After first confession (reconciliation), the next sacrament in the Catholic journey is first Communion. This takes faith to a whole new level. Accepting that a ritualistic confession will earn you forgiveness is one thing. But communion borders on symbolic cannibalism.
We were taught that the bread and wine of communion were miraculously transformed into the body and blood of Jesus. When I asked my parents about this. I was told that there had once been a woman who saved the communion wafer in her mouth. After mass she spit it out only to see it transform into blood! I secretly wanted to try this but never did....
First communion happens around Easter, I recall being all dressed up and once again waiting in line for my turn to receive the sacrament. Though this time it was less nerve racking. The Priest presented me with the host “Body of Christ” he said, “Amen” I replied and received a piece of Jesus that was thin and cracked when I bit into it. I then received the “Blood of Christ” which is a semi-dry red. I will always remember the feeling of relief from my sin after my first confession and the giddy warmth of receiving Jesus during my first communion. After mass, my parents threw a party, I received a crucifix and over $100.00 in cash from loving grandparents, aunts and uncles. That seemed like a fortune to a kid in the late 80's!
Not too long after this, I became an alter boy. From what I recall, there was zero training involved. It is more of a trial by fire. My first mission was to serve at a 7:30 am mass on a weekday morning. I was so nervous that I kept using the bathroom, finally when I made it to church I was late. I put on my robe incorrectly and ran out into onto the alter only to be correct by the senior alter boy and sent back to change. But I made it through, and continued as an altar boy until my senior year in high school. Eventually the pre-mass anxiety subsided and I got to be pretty good at it.
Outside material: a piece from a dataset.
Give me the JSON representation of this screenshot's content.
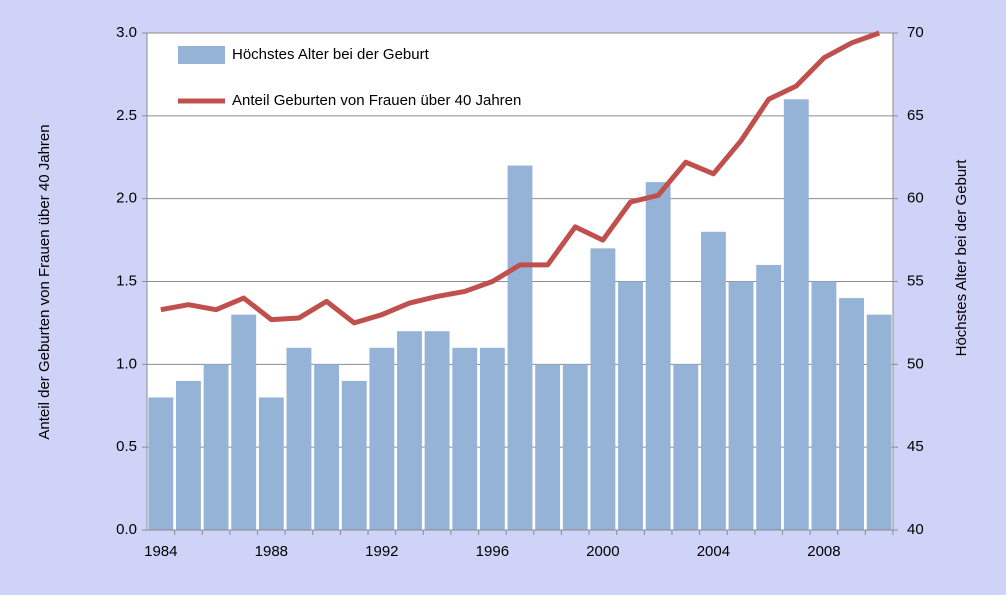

Many times, after watching me help the priest, my grandmother would try to convince me that I should go into the priesthood. I actually did consider it and even sent off for more information. A word of warning, If you express the slightest interest in being a priest, the church will hound you with pamphlets and phone calls. They are are worse than than the Red Cross after the know you have given blood!
From my first communion until confirmation, my religious life was more or less the same. Weekly religious instruction and mass every Sunday morning. Sometimes at 8 AM (ugh) and if I was lucky we'd go at 10. And I would do my duty as an alter boy at least once a month, first on weekday masses and as I got older I got to do the longer Saturday evening/Sunday morning masses. The one benefit of being an alter boy is that you are occasionally assigned to serve at the Saturday evening mass, this gets you out of having to go on Sunday morning! As I got older, religious instruction changed , among other things I remember being told about the importance of abstinence and being shown images of aborted babies. It must have worked pretty well, I didn't date until my mid 20's and even then I felt guilty.
When I was about 15 years old, preparations began for confirmation. When you meet the bishop and receive the Holy Spirit. Upon completion of this ritual, I would be an adult member of the congregation.